Option B · PM Analysis
Conversational Evidence Request
Auditor asks in chat. Owner replies. AI ties everything to controls.
Thesis
Email and Slack are how evidence actually flows in real audits — not formal PBC lists. Replace the inbox with a structured chat layer where AI auto-tags every exchange to the right framework points. The interaction model is familiar; the structure is invisible. Adoption goes viral via auditors pushing it on multiple clients.
Target user
👤
Control owner + external auditor
GRC + Audit firms
- Frequency
- Daily during fieldwork
- Tools today
- Email PDFs back and forth · Slack threads · shared drive folders
- Core pain
- Auditor sends an email asking for X. Owner replies with attachments. Six weeks later in next audit, no one can find the thread. Chain of custody is a guess.
- Win state
- Open the inbox, answer 3 chat-style requests in the morning. Each becomes audit-trail-ready evidence linked to controls automatically.
Business Model Canvas
The nine standard blocks, mapped to this option.
Customer Segments
Same as A, plus direct positioning to external audit firms (auditors as users, not just buyers)
Value Proposition
"Stop emailing PDFs. Every evidence conversation becomes audit-trail-ready, linked to controls, instantly searchable."
Channels
AuditBoard direct + auditor-led co-sell (auditors push their clients to use it) · freemium tier for auditors
Customer Relationships
Lighter implementation (2–4 weeks) · auditor-driven adoption is viral · self-serve onboarding
Revenue Streams
Per-seat for control owners · auditor seats free or low-cost (drives adoption + lock-in)
Key Resources
LLM inference budget · chat infrastructure · auditor relationships and trust
Key Activities
Train AI on control mapping · maintain conversation UX · auditor enablement and training
Key Partners
External audit firms (KPMG, Deloitte, BDO, mid-market) · LLM vendor (Anthropic / OpenAI) · GRC framework bodies
Cost Structure
LLM inference (variable, scales with usage) · engineering (med) · sales (med) · auditor partner enablement
Pros
- Familiar UX (chat) → fast adoption. Demos beautifully — instant "I get it" reaction.
- Asymmetric viral path: auditors push it on their portfolio of clients (one auditor → 10–50 customers).
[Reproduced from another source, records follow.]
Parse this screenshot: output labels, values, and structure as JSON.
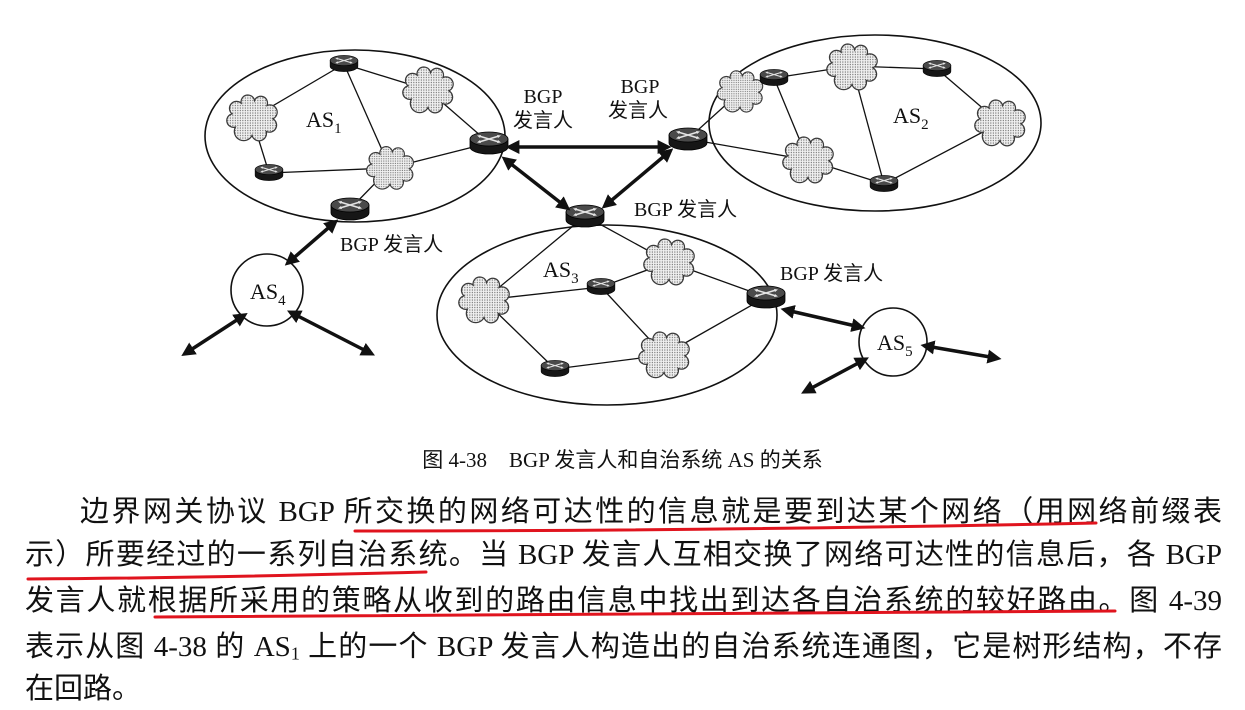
{
  "figure": {
    "as_labels": {
      "as1": {
        "base": "AS",
        "sub": "1"
      },
      "as2": {
        "base": "AS",
        "sub": "2"
      },
      "as3": {
        "base": "AS",
        "sub": "3"
      },
      "as4": {
        "base": "AS",
        "sub": "4"
      },
      "as5": {
        "base": "AS",
        "sub": "5"
      }
    },
    "speaker_labels": {
      "as1_link_speaker": {
        "line1": "BGP",
        "line2": "发言人"
      },
      "as2_link_speaker": {
        "line1": "BGP",
        "line2": "发言人"
      },
      "as3_top_speaker": "BGP 发言人",
      "as1_bottom_speaker": "BGP 发言人",
      "as3_right_speaker": "BGP 发言人"
    },
    "caption": {
      "number": "图 4-38",
      "title": "BGP 发言人和自治系统 AS 的关系"
    },
    "icons": {
      "router": "router-icon",
      "network": "network-cloud-icon"
    }
  },
  "paragraph": {
    "line1": "边界网关协议 BGP 所交换的网络可达性的信息就是要到达某个网络（用网络前缀表",
    "line2": "示）所要经过的一系列自治系统。当 BGP 发言人互相交换了网络可达性的信息后，各 BGP",
    "line3": "发言人就根据所采用的策略从收到的路由信息中找出到达各自治系统的较好路由。图 4-39",
    "line4": {
      "before": "表示从图 4-38 的 AS",
      "sub": "1",
      "after": " 上的一个 BGP 发言人构造出的自治系统连通图，它是树形结构，不存"
    },
    "line5": "在回路。"
  },
  "annotations": {
    "underline_color": "#e0141e"
  }
}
- Smaller engineering footprint than A — primary cost is LLM and UX.
- Works for evidence types that have no integration (the "messy middle" — PDFs, screenshots, attestations).
- AI summary + auto control-linking is genuinely useful and shows AI value clearly.
Cons / risks
- Wrapper risk — anyone can build a chat UI in 6 weeks. Without the control graph (C) + integration layer (A) underneath, this is undifferentiated.
- LLM inference costs scale with conversation volume — pricing pressure as customers grow.
- Doesn't reduce the work, it just structures it. Owner still types every reply.
- AI mis-tagging = compliance risk. Auditor signs off on the wrong control = real liability.
- Auditor-side adoption is hard. Auditors have their own workpaper tools and workflows.
- Privacy concerns with AI reading evidence (PHI in healthcare, financials in fintech).
Build & time
Build complexity
Medium
Time to MVP
3–4 months
Time to "wow"
~6 weeks
Path to GA
- Build chat MVP with AI control-mapping (LLM-backed).
- Pilot with 3 audit firms — measure mapping accuracy + auditor satisfaction.
- Iterate on AI grounding + retrieval to reduce mis-tags.
- Add async handoffs (auditor leaves, returns; owner replies overnight).
- Layer on top of A or C as the UX surface (this is its real future).
Fit assessment
★★★★★
Tactically attractive (fast demo, viral path, easy build). Strategically weak as a standalone — wrapper territory. Best treated as a UX layer on top of A or C, not as the product itself. Five-star demo, three-star moat.